Director, IT Security

Title:         Director of IT Security

Program:  IT Department- Varick St

Salary:     $105 - 135K Based on experience

Overall Responsibilities:

The Associate Director of IT Security will play a critical role in developing, implementing, and managing comprehensive IT security initiatives. Reporting directly to the CIO, the incumbent will be responsible for providing the digital security of the organization’s systems, services, and related hardware.
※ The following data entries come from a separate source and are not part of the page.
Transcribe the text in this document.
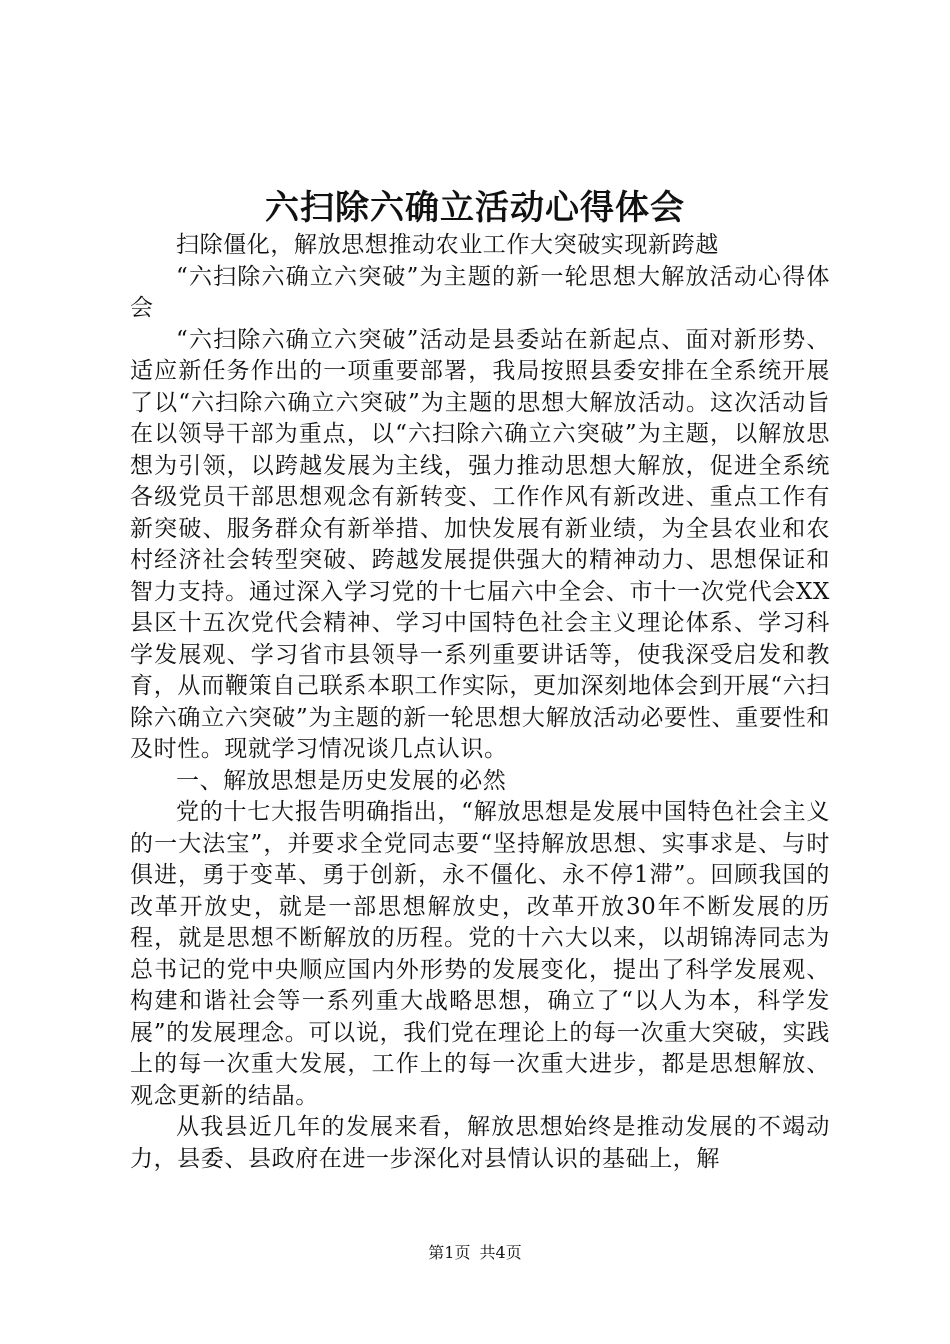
六扫除六确立活动心得体会

扫除僵化，解放思想推动农业工作大突破实现新跨越

“六扫除六确立六突破”为主题的新一轮思想大解放活动心得体会

“六扫除六确立六突破”活动是县委站在新起点、面对新形势、适应新任务作出的一项重要部署，我局按照县委安排在全系统开展了以“六扫除六确立六突破”为主题的思想大解放活动。这次活动旨在以领导干部为重点，以“六扫除六确立六突破”为主题，以解放思想为引领，以跨越发展为主线，强力推动思想大解放，促进全系统各级党员干部思想观念有新转变、工作作风有新改进、重点工作有新突破、服务群众有新举措、加快发展有新业绩，为全县农业和农村经济社会转型突破、跨越发展提供强大的精神动力、思想保证和智力支持。通过深入学习党的十七届六中全会、市十一次党代会XX县区十五次党代会精神、学习中国特色社会主义理论体系、学习科学发展观、学习省市县领导一系列重要讲话等，使我深受启发和教育，从而鞭策自己联系本职工作实际，更加深刻地体会到开展“六扫除六确立六突破”为主题的新一轮思想大解放活动必要性、重要性和及时性。现就学习情况谈几点认识。

一、解放思想是历史发展的必然

党的十七大报告明确指出，“解放思想是发展中国特色社会主义的一大法宝”，并要求全党同志要“坚持解放思想、实事求是、与时俱进，勇于变革、勇于创新，永不僵化、永不停1滞”。回顾我国的改革开放史，就是一部思想解放史，改革开放30年不断发展的历程，就是思想不断解放的历程。党的十六大以来，以胡锦涛同志为总书记的党中央顺应国内外形势的发展变化，提出了科学发展观、构建和谐社会等一系列重大战略思想，确立了“以人为本，科学发展”的发展理念。可以说，我们党在理论上的每一次重大突破，实践上的每一次重大发展，工作上的每一次重大进步，都是思想解放、观念更新的结晶。

从我县近几年的发展来看，解放思想始终是推动发展的不竭动力，县委、县政府在进一步深化对县情认识的基础上，解

第1页 共4页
This role will be responsible for keeping the CIO informed of all malicious activity and producing reports that assess the effectiveness of the security strategies in place and make all required changes to ensure the ultimate security of our network, systems, services, and data.  

Essential Duties & Responsibilities:

• Assist the CIO with developing IT security policies, procedures, standards, and guidelines based on knowledge of best practices and compliance requirements.
• Collaborate with senior leadership to develop and refine IT security strategies aligned with business objectives and industry best practices.
• Creates, manages, and maintains user security awareness, and provides education on security-related matters, including annual training campaigns, monthly phishing simulations, and ad-hoc security awareness training materials on current threats.
• Implement and manage security controls, technologies, and processes to protect against cyber threats, unauthorized access, and data breaches.
• Oversee the deployment and maintenance of security solutions, including firewalls, intrusion detection/prevention systems, antivirus software, encryption tools, etc.
• Conduct regular security audits, vulnerability assessments, and penetration testing to evaluate security measures' effectiveness and identify areas for improvement.
• Provide guidance and support to IT staff and end-users on security-related issues, policies, and best practices.
• Stay abreast of emerging threats, trends, and technologies in the IT security field and recommend appropriate proactive measures.
• Assist in incident response and forensic investigations in the event of security breaches or incidents, ensuring timely resolution and mitigation of risks.

Qualifications:

• Bachelor’s degree in computer science, Information Security, or a related field. 
• Minimum of 5 years of relevant experience in IT Security, PHI, and Cybersecurity is a must.
• Professional certifications such as CISSP, CISM, and CISA are preferred.
• Strong knowledge of information security principles, standards, and frameworks (e.g., ISO 27001, NIST Cybersecurity Framework)
• Understanding of security principles, technologies, and protocols, including but not limited to network security, endpoint security, identity and access management, encryption, etc.
• Strong analytical skills and the ability to assess complex technical issues and develop practical solutions.
• Excellent communication skills, with the ability to effectively interact with technical and non-technical stakeholders at all levels of the organization.

All newly hired Project Renewal staff must provide verification of being fully vaccinated against Covid-19.